The report argues that racial disparities are continually reinforced by these long-term cuts to higher education funding: students of color tend to rely more heavily on MAP grant funding, and majority-minority institutions like CSU tend to have smaller endowments and therefore rely more heavily on support from the state. The report also shows how essential a college degree is for black adults in the workforce: black adults with a college degree are twice as likely to be employed as black adults without one. This observation underscores the importance of higher education in supporting upward economic mobility. (Even with a degree, though, black college graduates are still twice as likely to be unemployed as their white peers.)
Public universities also provide a huge boon to their local economies, one seriously affected by Illinois’s long-term pattern of large funding cuts to higher education. As enrollment decreases and more and more faculty members are laid off, these cuts may spell huge busts for local private-sector activity generated by the large populations that attend and work at these institutions. Typically, for each dollar spent on higher education, there is a reciprocal, oftentimes even higher, amount spent in the private sector. The higher education funding cuts have now become realized as losses for many local economies. Funding higher education, the report concludes, “makes economic sense.”
Danielle Stanley and others at the CTBA have begun presenting the findings of this report at universities across the state that have been affected by cuts to state funding. These presentations have included panel discussions with firsthand accounts from professors, mayors, state representatives, and local businesspeople about the effects of this long-term disinvestment.

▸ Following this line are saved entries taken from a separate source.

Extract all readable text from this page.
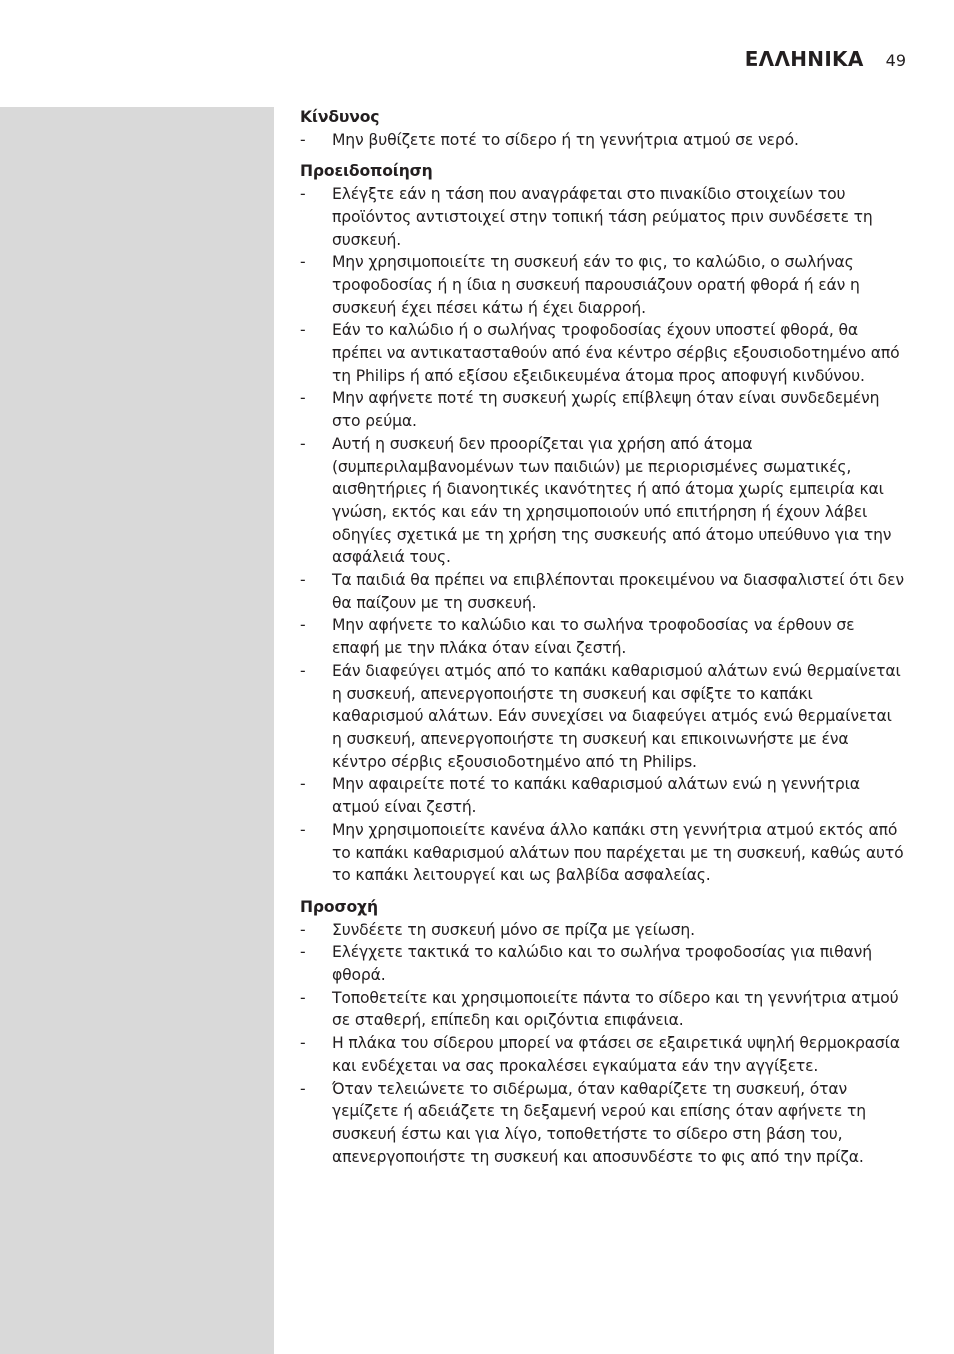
ΕΛΛΗΝΙΚΑ 49

Κίνδυνος

- Μην βυθίζετε ποτέ το σίδερο ή τη γεννήτρια ατμού σε νερό.

Προειδοποίηση

- Ελέγξτε εάν η τάση που αναγράφεται στο πινακίδιο στοιχείων του προϊόντος αντιστοιχεί στην τοπική τάση ρεύματος πριν συνδέσετε τη συσκευή.
- Μην χρησιμοποιείτε τη συσκευή εάν το φις, το καλώδιο, ο σωλήνας τροφοδοσίας ή η ίδια η συσκευή παρουσιάζουν ορατή φθορά ή εάν η συσκευή έχει πέσει κάτω ή έχει διαρροή.
- Εάν το καλώδιο ή ο σωλήνας τροφοδοσίας έχουν υποστεί φθορά, θα πρέπει να αντικατασταθούν από ένα κέντρο σέρβις εξουσιοδοτημένο από τη Philips ή από εξίσου εξειδικευμένα άτομα προς αποφυγή κινδύνου.
- Μην αφήνετε ποτέ τη συσκευή χωρίς επίβλεψη όταν είναι συνδεδεμένη στο ρεύμα.
- Αυτή η συσκευή δεν προορίζεται για χρήση από άτομα (συμπεριλαμβανομένων των παιδιών) με περιορισμένες σωματικές, αισθητήριες ή διανοητικές ικανότητες ή από άτομα χωρίς εμπειρία και γνώση, εκτός και εάν τη χρησιμοποιούν υπό επιτήρηση ή έχουν λάβει οδηγίες σχετικά με τη χρήση της συσκευής από άτομο υπεύθυνο για την ασφάλειά τους.
- Τα παιδιά θα πρέπει να επιβλέπονται προκειμένου να διασφαλιστεί ότι δεν θα παίζουν με τη συσκευή.
- Μην αφήνετε το καλώδιο και το σωλήνα τροφοδοσίας να έρθουν σε επαφή με την πλάκα όταν είναι ζεστή.
- Εάν διαφεύγει ατμός από το καπάκι καθαρισμού αλάτων ενώ θερμαίνεται η συσκευή, απενεργοποιήστε τη συσκευή και σφίξτε το καπάκι καθαρισμού αλάτων. Εάν συνεχίσει να διαφεύγει ατμός ενώ θερμαίνεται η συσκευή, απενεργοποιήστε τη συσκευή και επικοινωνήστε με ένα κέντρο σέρβις εξουσιοδοτημένο από τη Philips.
- Μην αφαιρείτε ποτέ το καπάκι καθαρισμού αλάτων ενώ η γεννήτρια ατμού είναι ζεστή.
- Μην χρησιμοποιείτε κανένα άλλο καπάκι στη γεννήτρια ατμού εκτός από το καπάκι καθαρισμού αλάτων που παρέχεται με τη συσκευή, καθώς αυτό το καπάκι λειτουργεί και ως βαλβίδα ασφαλείας.

Προσοχή

- Συνδέετε τη συσκευή μόνο σε πρίζα με γείωση.
- Ελέγχετε τακτικά το καλώδιο και το σωλήνα τροφοδοσίας για πιθανή φθορά.
- Τοποθετείτε και χρησιμοποιείτε πάντα το σίδερο και τη γεννήτρια ατμού σε σταθερή, επίπεδη και οριζόντια επιφάνεια.
- Η πλάκα του σίδερου μπορεί να φτάσει σε εξαιρετικά υψηλή θερμοκρασία και ενδέχεται να σας προκαλέσει εγκαύματα εάν την αγγίξετε.
- Όταν τελειώνετε το σιδέρωμα, όταν καθαρίζετε τη συσκευή, όταν γεμίζετε ή αδειάζετε τη δεξαμενή νερού και επίσης όταν αφήνετε τη συσκευή έστω και για λίγο, τοποθετήστε το σίδερο στη βάση του, απενεργοποιήστε τη συσκευή και αποσυνδέστε το φις από την πρίζα.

As long as Illinois continues to run a structural deficit, outspending the revenue it takes in yearly, and as long as the legislature remains in a stalemate over present budget negotiations, the outlook for the state’s public universities is dark. During his budget address on February 15, Rauner did mention plans to expand allocations for MAP Grants, perhaps prophesying a compromise on higher education funding. But as the CTBA’s report shows, disinvestment in higher education has been a serious problem for a long time, and will take a long time to fix.